Files can be created using FTP connections. Another option is NFS volumes mounted to servers where Data import runs and where Inventory runs.

The hardest design approach for this case is:

  1. Files with MARC records have been created and a volume with those files is mounted to the host where SRM instance resides.
  2. SRM receives the HTTP request with the location of files provided
  3. SRM uses existing implementation to read the file and create records in SRS, it does not require any additional development all this is already implemented (we need just skip the file upload step – it is already in place)
  4. At the same time, SRM creates Instances, holdings, and Item in the format required by Inventory, and stores them in separate files on the same mounted volume. UUIDs, InstanceIds, HRIDs are generated and stored as well both in SRS DB and in files.
  5. In case of any errors, MARC records should be stored in a separate file or DB for further analysis.
  6. Having that done, when all MARC records are processed, this volume must be mounted to the host where Inventory-Storage resides.
  7. Inventory-Storage receives the HTTP request with the location of files provided and simply copies records from files straight into the DB.
  8. Error analysis.

The weak point here is the interaction through the file system.
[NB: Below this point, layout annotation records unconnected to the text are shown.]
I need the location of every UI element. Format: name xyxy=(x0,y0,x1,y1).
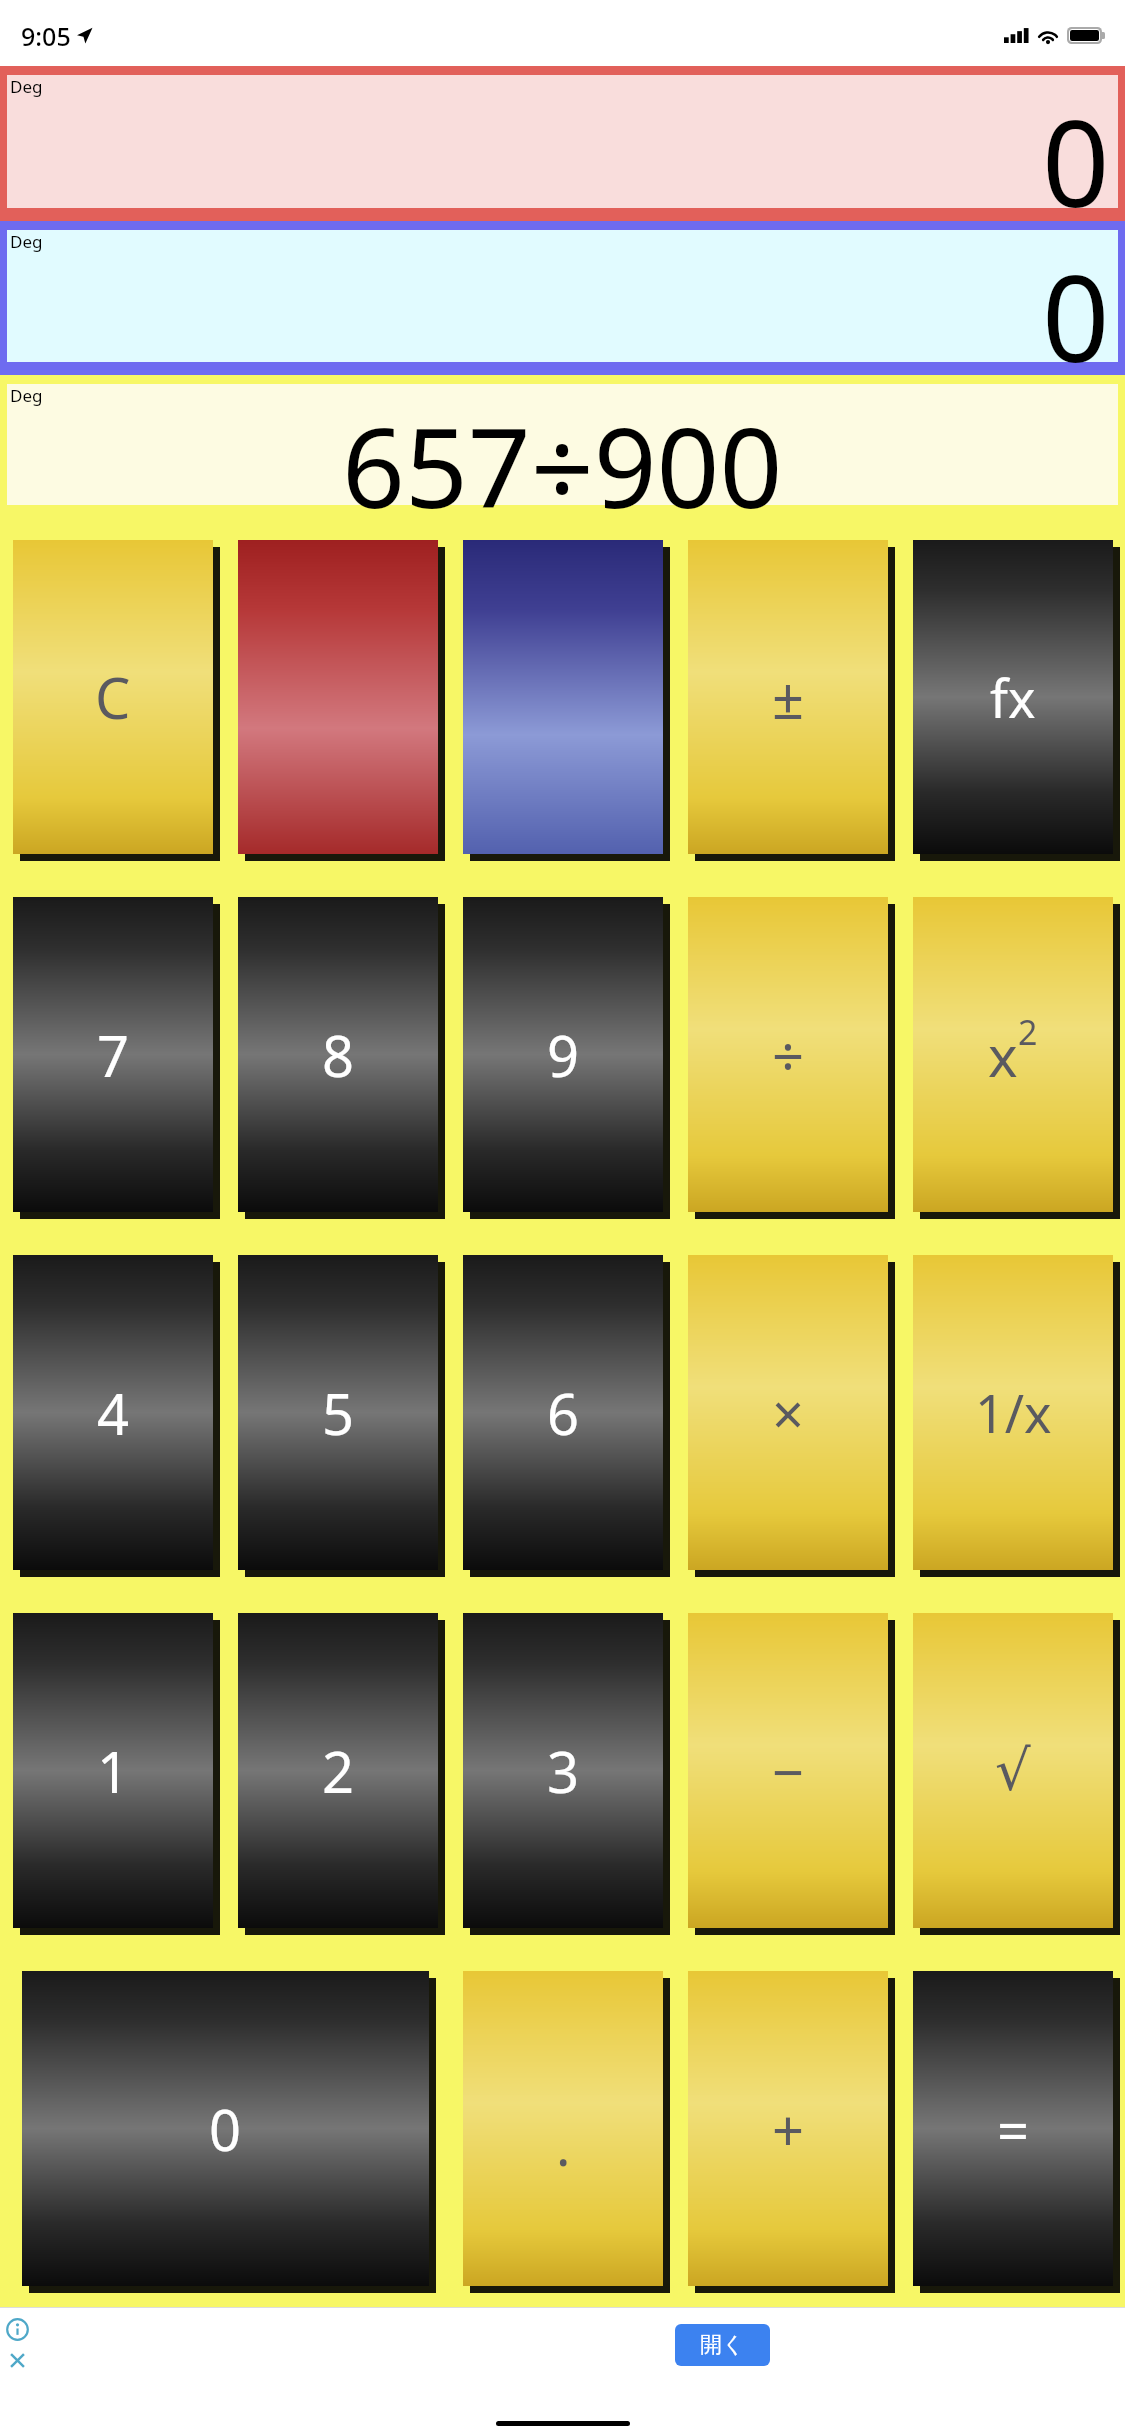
staticText: 0 xyxy=(1042,236,1110,368)
staticText: 0 xyxy=(209,2091,242,2167)
staticText: 5 xyxy=(322,1375,355,1451)
staticText: 3 xyxy=(547,1733,580,1809)
button[interactable]: 6 xyxy=(454,1237,671,1587)
button[interactable]: . xyxy=(454,1953,671,2303)
button[interactable]: 7 xyxy=(4,879,221,1229)
staticText: + xyxy=(772,2091,805,2167)
button[interactable]: fx xyxy=(904,522,1121,871)
button[interactable]: 0 xyxy=(4,1953,446,2303)
staticText: 開く xyxy=(700,2331,745,2359)
staticText: 1/x xyxy=(975,1377,1052,1448)
staticText: ÷ xyxy=(772,1017,805,1093)
staticText: 9:05 xyxy=(21,19,71,53)
staticText: ± xyxy=(772,659,805,735)
button[interactable]: 1/x xyxy=(904,1237,1121,1587)
staticText: 7 xyxy=(97,1017,130,1093)
button[interactable]: 2 xyxy=(229,1595,446,1945)
button[interactable]: ± xyxy=(679,522,896,871)
button[interactable]: Red memory xyxy=(229,522,446,871)
button[interactable]: √ xyxy=(904,1595,1121,1945)
staticText: × xyxy=(772,1375,805,1451)
staticText: 657÷900 xyxy=(342,390,783,511)
staticText: 8 xyxy=(322,1017,355,1093)
button[interactable]: Deg xyxy=(0,221,1125,375)
button[interactable]: 開く xyxy=(675,2324,770,2366)
staticText: √ xyxy=(995,1738,1031,1803)
button[interactable]: 5 xyxy=(229,1237,446,1587)
staticText: 2 xyxy=(1018,1009,1038,1055)
staticText: C xyxy=(95,659,131,735)
button[interactable]: 9 xyxy=(454,879,671,1229)
staticText: Deg xyxy=(10,75,43,98)
button[interactable]: Close ad xyxy=(6,2349,29,2372)
staticText: fx xyxy=(990,662,1036,733)
button[interactable]: Blue memory xyxy=(454,522,671,871)
button[interactable]: 4 xyxy=(4,1237,221,1587)
button[interactable]: Deg xyxy=(0,375,1125,518)
staticText: 2 xyxy=(322,1733,355,1809)
button[interactable]: 3 xyxy=(454,1595,671,1945)
button[interactable]: 1 xyxy=(4,1595,221,1945)
button[interactable]: 8 xyxy=(229,879,446,1229)
staticText: . xyxy=(556,2108,571,2182)
button[interactable]: ÷ xyxy=(679,879,896,1229)
button[interactable]: Ad info xyxy=(6,2318,29,2341)
button[interactable]: C xyxy=(4,522,221,871)
staticText: 4 xyxy=(97,1375,130,1451)
staticText: 0 xyxy=(1042,81,1110,214)
button[interactable]: Deg xyxy=(0,66,1125,221)
staticText: − xyxy=(772,1733,805,1809)
button[interactable]: + xyxy=(679,1953,896,2303)
button[interactable]: = xyxy=(904,1953,1121,2303)
staticText: 1 xyxy=(97,1733,130,1809)
staticText: Deg xyxy=(10,230,43,253)
staticText: Deg xyxy=(10,384,43,407)
button[interactable]: × xyxy=(679,1237,896,1587)
button[interactable]: x² xyxy=(904,879,1121,1229)
staticText: 9 xyxy=(547,1017,580,1093)
staticText: 6 xyxy=(547,1375,580,1451)
button[interactable]: − xyxy=(679,1595,896,1945)
staticText: = xyxy=(997,2091,1030,2167)
staticText: x xyxy=(988,1017,1018,1093)
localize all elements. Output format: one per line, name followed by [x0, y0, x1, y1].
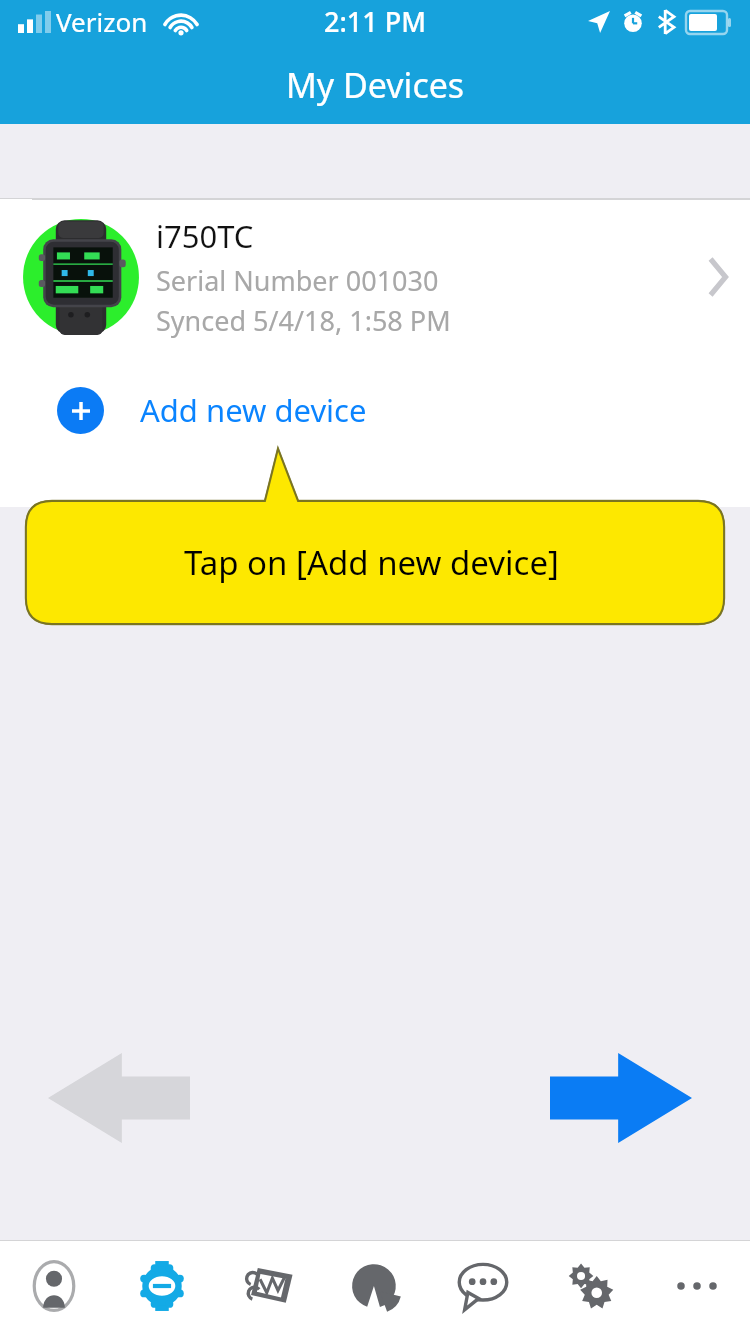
- button[interactable]: Tap on [Add new device]: [26, 449, 724, 624]
- staticText: Synced 5/4/18, 1:58 PM: [156, 302, 451, 339]
- button[interactable]: Next: [550, 1053, 692, 1143]
- staticText: i750TC: [156, 215, 254, 257]
- staticText: Verizon: [56, 4, 148, 39]
- button[interactable]: More: [643, 1241, 750, 1334]
- staticText: Serial Number 001030: [156, 262, 439, 299]
- button[interactable]: Previous: [48, 1053, 190, 1143]
- button[interactable]: Messages: [429, 1241, 536, 1334]
- button[interactable]: [26, 449, 724, 624]
- button[interactable]: i750TC: [0, 199, 750, 354]
- staticText: Add new device: [140, 389, 367, 431]
- button[interactable]: Add new device: [0, 355, 750, 465]
- staticText: 2:11 PM: [324, 3, 426, 40]
- button[interactable]: Logbook: [215, 1241, 322, 1334]
- button[interactable]: Profile: [0, 1241, 108, 1334]
- button[interactable]: Settings: [536, 1241, 643, 1334]
- button[interactable]: Statistics: [322, 1241, 429, 1334]
- staticText: My Devices: [286, 62, 465, 108]
- staticText: Tap on [Add new device]: [184, 540, 559, 585]
- button[interactable]: Devices: [108, 1241, 215, 1334]
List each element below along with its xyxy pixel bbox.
Batch processing with streaming (over HTTP)

  1. SRM receives a batch of MARC records.
  2. SRM creates/updates Job.
  3. SRM maps MARC records to Raw Records, Parsed Records, and Instances or Holdings. Should respect batch request DTO ids or fabricate them during mapping to achieve relationship between entities. This should be a single and only iteration over the records.
  4. SRM makes a batch create request to Inventory Storage for Instances or Holdings. Single request through Okapi and is proven performant.
  5. SRM batch create raw records request to SRS. SRS persists raw records in batch. Using PostgreSQL multiple-row inserts or Copy In. Single request through Okapi.
  6. SRM batch create parsed records request to SRS. SRS persists parsed records in batch. Using PostgreSQL multiple-row inserts or Copy In. Single request through Okapi.
  7. SRM updates Job.


This design is accepted by the SRS-Performance group and is selected as a baseline for implementation.

This is a high-level activity diagram that represents this solution.

The main question here is, can existing capabilities (OKAPI, RMB) support this approach? To make it clear it is proposed to create a PoC that implements the transport layer to demonstrate that this approach is correct and could be implemented for production scale.